Expected retirement age varies widely among physicians, which can also make it tough to prepare for. Almost half of physicians surveyed in the MD study (the average age of participants was 57) did not have a specific age for retiring in mind or felt it would be dependent on several factors. The top factors they felt would influence the timing of their retirement were the state of their own health and energy and the size of their retirement investment portfolios.

Ultimately, retirement is highly personal. Not every physician has the same goals or expectations for it, so there is no one-size-fits-all strategy to follow. That makes it difficult to judge how prepared you are — and to talk about it with peers.

Think about finances in terms of time

One way to help doctors overcome any embarrassment or guilt they feel when thinking or talking about money is to view it as what they exchange for their time, and to take a lifelong view.

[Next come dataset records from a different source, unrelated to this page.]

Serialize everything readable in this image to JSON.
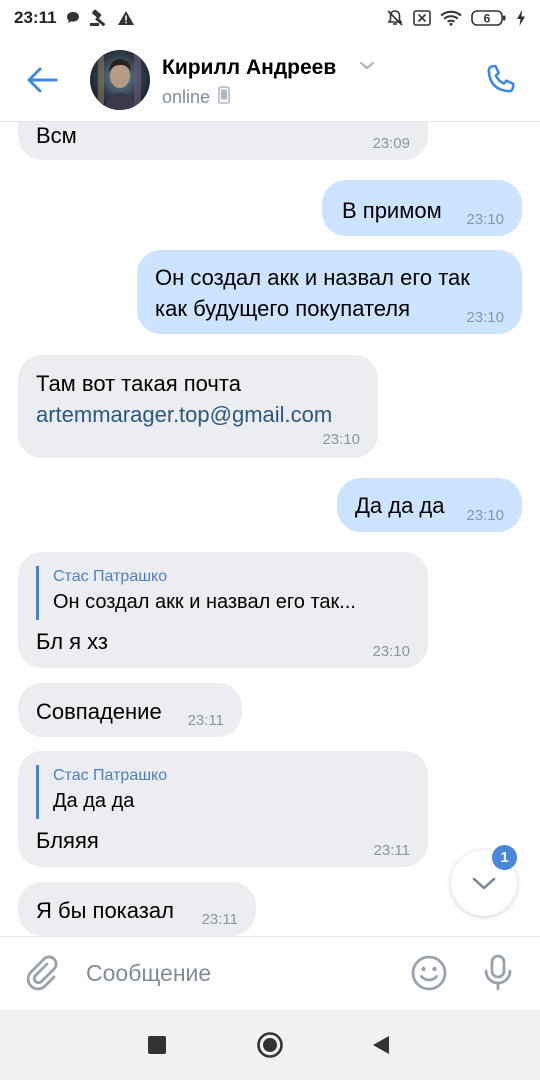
{
  "status_bar": {
    "time": "23:11",
    "battery": "6"
  },
  "header": {
    "contact_name": "Кирилл Андреев",
    "contact_status": "online"
  },
  "messages": [
    {
      "direction": "in",
      "text": "Всм",
      "time": "23:09"
    },
    {
      "direction": "out",
      "text": "В примом",
      "time": "23:10"
    },
    {
      "direction": "out",
      "lines": [
        "Он создал акк и назвал его так",
        "как будущего покупателя"
      ],
      "time": "23:10"
    },
    {
      "direction": "in",
      "text": "Там вот такая почта",
      "link": "artemmarager.top@gmail.com",
      "time": "23:10"
    },
    {
      "direction": "out",
      "text": "Да да да",
      "time": "23:10"
    },
    {
      "direction": "in",
      "reply_author": "Стас Патрашко",
      "reply_text": "Он создал акк и назвал его так...",
      "text": "Бл я хз",
      "time": "23:10"
    },
    {
      "direction": "in",
      "text": "Совпадение",
      "time": "23:11"
    },
    {
      "direction": "in",
      "reply_author": "Стас Патрашко",
      "reply_text": "Да да да",
      "text": "Бляяя",
      "time": "23:11"
    },
    {
      "direction": "in",
      "text": "Я бы показал",
      "time": "23:11"
    }
  ],
  "scroll_down": {
    "unread_count": "1"
  },
  "composer": {
    "placeholder": "Сообщение"
  },
  "colors": {
    "accent": "#5181b8",
    "incoming_bubble": "#ebedf0",
    "outgoing_bubble": "#cce4ff",
    "link": "#2a5885"
  }
}
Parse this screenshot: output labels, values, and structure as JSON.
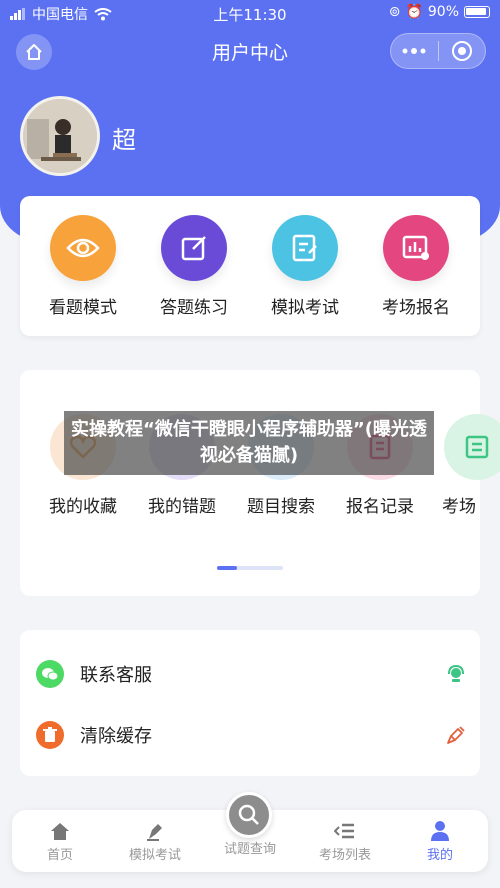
{
  "status_bar": {
    "carrier": "中国电信",
    "time": "上午11:30",
    "battery": "90%"
  },
  "nav": {
    "title": "用户中心",
    "home_icon": "home-icon",
    "more_icon": "more-dots-icon",
    "close_icon": "target-icon"
  },
  "profile": {
    "name": "超"
  },
  "quick_actions": [
    {
      "label": "看题模式",
      "icon": "eye-icon",
      "color": "#f7a23b"
    },
    {
      "label": "答题练习",
      "icon": "edit-icon",
      "color": "#6a4bd8"
    },
    {
      "label": "模拟考试",
      "icon": "document-edit-icon",
      "color": "#4cc3e3"
    },
    {
      "label": "考场报名",
      "icon": "chart-icon",
      "color": "#e4467f"
    }
  ],
  "tools": [
    {
      "label": "我的收藏",
      "icon": "heart-icon",
      "color": "#fbe6d3"
    },
    {
      "label": "我的错题",
      "icon": "error-book-icon",
      "color": "#e5def8"
    },
    {
      "label": "题目搜索",
      "icon": "search-icon",
      "color": "#dcecf9"
    },
    {
      "label": "报名记录",
      "icon": "receipt-icon",
      "color": "#fadbe5"
    },
    {
      "label": "考场",
      "icon": "list-icon",
      "color": "#d9f4e5"
    }
  ],
  "tools_scroll": {
    "position": 0.0
  },
  "settings": [
    {
      "label": "联系客服",
      "icon": "wechat-icon",
      "color": "#4cd964",
      "right_icon": "customer-service-icon"
    },
    {
      "label": "清除缓存",
      "icon": "trash-icon",
      "color": "#f06c2d",
      "right_icon": "broom-icon"
    }
  ],
  "overlay": {
    "text": "实操教程“微信干瞪眼小程序辅助器”(曝光透视必备猫腻)"
  },
  "tabbar": {
    "items": [
      {
        "label": "首页",
        "icon": "home-icon"
      },
      {
        "label": "模拟考试",
        "icon": "pen-icon"
      },
      {
        "label": "试题查询",
        "icon": "search-icon"
      },
      {
        "label": "考场列表",
        "icon": "list-icon"
      },
      {
        "label": "我的",
        "icon": "user-icon"
      }
    ],
    "active": 4
  },
  "colors": {
    "primary": "#5b71f1"
  }
}
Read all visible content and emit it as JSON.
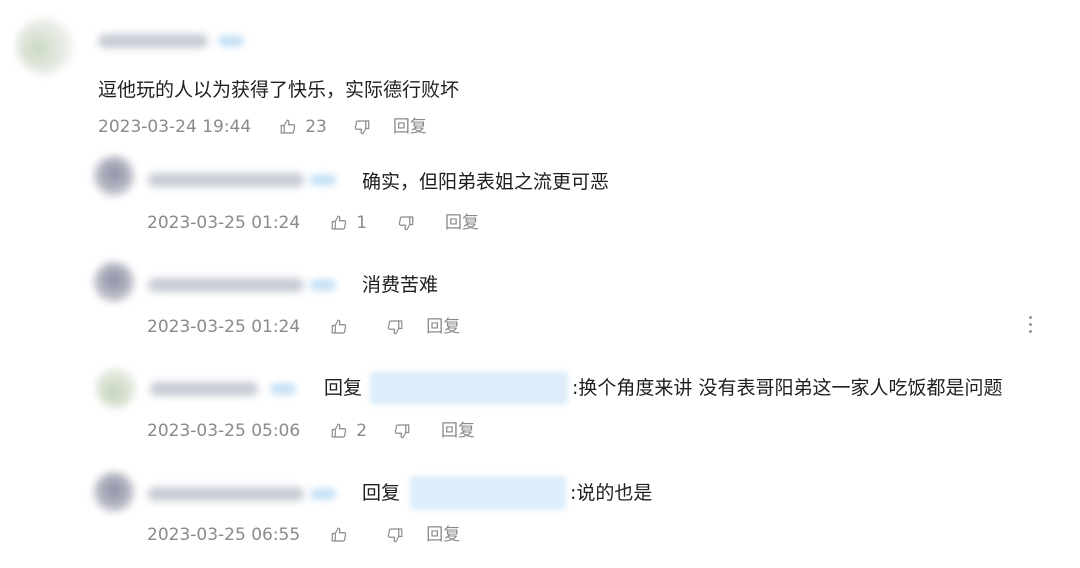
{
  "comments": [
    {
      "text": "逗他玩的人以为获得了快乐，实际德行败坏",
      "time": "2023-03-24 19:44",
      "likes": "23",
      "reply_label": "回复"
    }
  ],
  "replies": [
    {
      "text": "确实，但阳弟表姐之流更可恶",
      "time": "2023-03-25 01:24",
      "likes": "1",
      "reply_label": "回复"
    },
    {
      "text": "消费苦难",
      "time": "2023-03-25 01:24",
      "likes": "",
      "reply_label": "回复"
    },
    {
      "prefix": "回复",
      "text": ":换个角度来讲 没有表哥阳弟这一家人吃饭都是问题",
      "time": "2023-03-25 05:06",
      "likes": "2",
      "reply_label": "回复"
    },
    {
      "prefix": "回复",
      "text": ":说的也是",
      "time": "2023-03-25 06:55",
      "likes": "",
      "reply_label": "回复"
    }
  ],
  "colors": {
    "meta": "#8a8a8a",
    "text": "#1f1f1f",
    "mention": "#dcecf8"
  },
  "icons": [
    "thumb-up-icon",
    "thumb-down-icon",
    "more-vertical-icon"
  ]
}
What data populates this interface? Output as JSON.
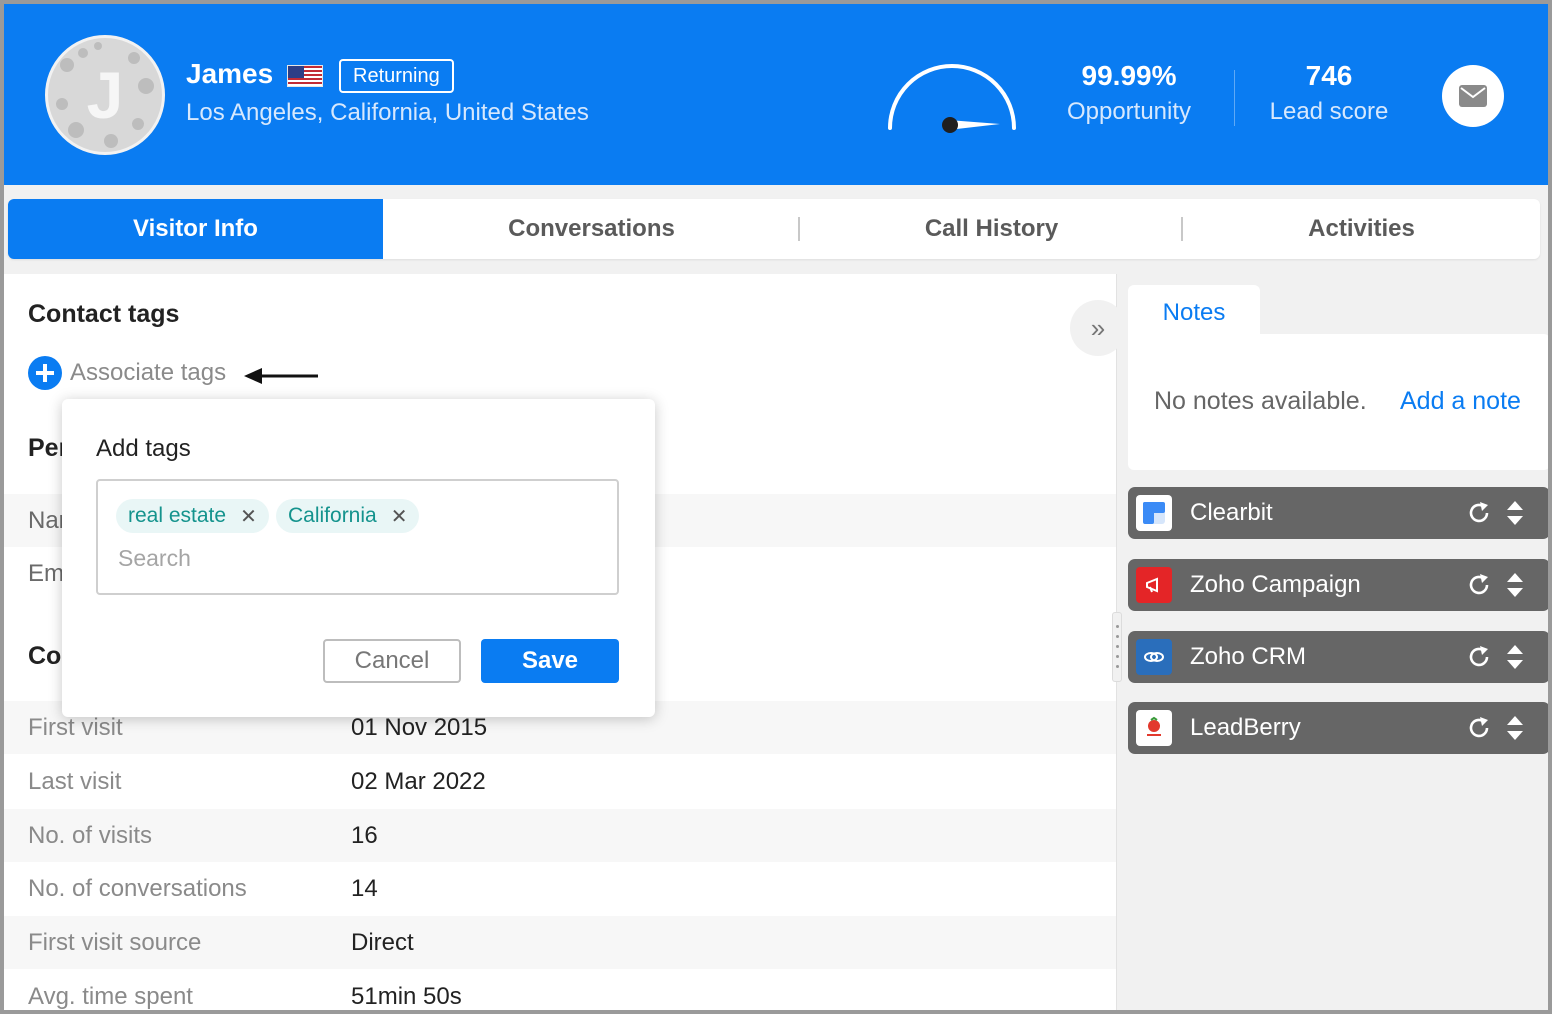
{
  "header": {
    "visitor_name": "James",
    "visitor_initial": "J",
    "status_badge": "Returning",
    "location": "Los Angeles, California, United States",
    "opportunity": {
      "value": "99.99%",
      "label": "Opportunity"
    },
    "lead_score": {
      "value": "746",
      "label": "Lead score"
    },
    "icons": [
      "us-flag-icon",
      "gauge-icon",
      "mail-icon"
    ],
    "accent_color": "#0a7cf2"
  },
  "tabs": [
    {
      "label": "Visitor Info",
      "active": true
    },
    {
      "label": "Conversations",
      "active": false
    },
    {
      "label": "Call History",
      "active": false
    },
    {
      "label": "Activities",
      "active": false
    }
  ],
  "contact_tags": {
    "title": "Contact tags",
    "associate_label": "Associate tags"
  },
  "hidden_sections": {
    "personal_partial": "Per",
    "name_partial": "Nar",
    "email_partial": "Em",
    "contact_partial": "Co"
  },
  "visit_rows": [
    {
      "key": "First visit",
      "value": "01 Nov 2015"
    },
    {
      "key": "Last visit",
      "value": "02 Mar 2022"
    },
    {
      "key": "No. of visits",
      "value": "16"
    },
    {
      "key": "No. of conversations",
      "value": "14"
    },
    {
      "key": "First visit source",
      "value": "Direct"
    },
    {
      "key": "Avg. time spent",
      "value": "51min 50s"
    }
  ],
  "add_tags_popup": {
    "title": "Add tags",
    "tags": [
      "real estate",
      "California"
    ],
    "search_placeholder": "Search",
    "cancel_label": "Cancel",
    "save_label": "Save"
  },
  "notes": {
    "tab_label": "Notes",
    "empty_text": "No notes available.",
    "add_label": "Add a note"
  },
  "integrations": [
    {
      "name": "Clearbit",
      "icon": "clearbit-logo-icon",
      "color": "#3b8bf6"
    },
    {
      "name": "Zoho Campaign",
      "icon": "zoho-campaign-logo-icon",
      "color": "#e42527"
    },
    {
      "name": "Zoho CRM",
      "icon": "zoho-crm-logo-icon",
      "color": "#2a6ebb"
    },
    {
      "name": "LeadBerry",
      "icon": "leadberry-logo-icon",
      "color": "#e2392d"
    }
  ]
}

“Early on in our lives, we exchange time to get money, and if we have some of that money and save it and grow it, then we can then draw on that money to buy time later on,” the Loonie Doctor said. “It’s about, how much of that time do you balance now and how much do you balance for the future?”

When you think about wealth planning in terms of time, and of the time you spend on work now as an investment that pays off in time for yourself later, it makes sense to set financial goals early on in your career.

At the end of the day, it’s not just about money

Remember the non-financial aspects of retirement, such as your personal health and your relationships with your family and friends, are just as important as the financial elements and deserve consideration as part of your overall retirement plan.

You should be investing in the non-professional aspects of your life so that you have a well-rounded and stimulating personal life waiting for you when it comes time to retire.

“Physicians tend to be busy, engaged, intellectual, social people and our career provides a lot of that,” the Loonie Doctor said. But, “if you’re not careful, medicine can consume all of that and you may not develop a sense of purpose outside of medicine.”

Doctors need to develop those other parts of themselves before they retire — by actively investing in family, relationships and personal interests outside the office.

Understanding what you want to do with the time you spend retired, and knowing who you want to do it with, can help to make retirement planning overall a more concrete, less daunting task.

The above information should not be construed as offering specific financial, investment, foreign or domestic taxation, legal, accounting or similar professional advice, nor is it intended to replace the advice of independent tax, accounting or legal professionals.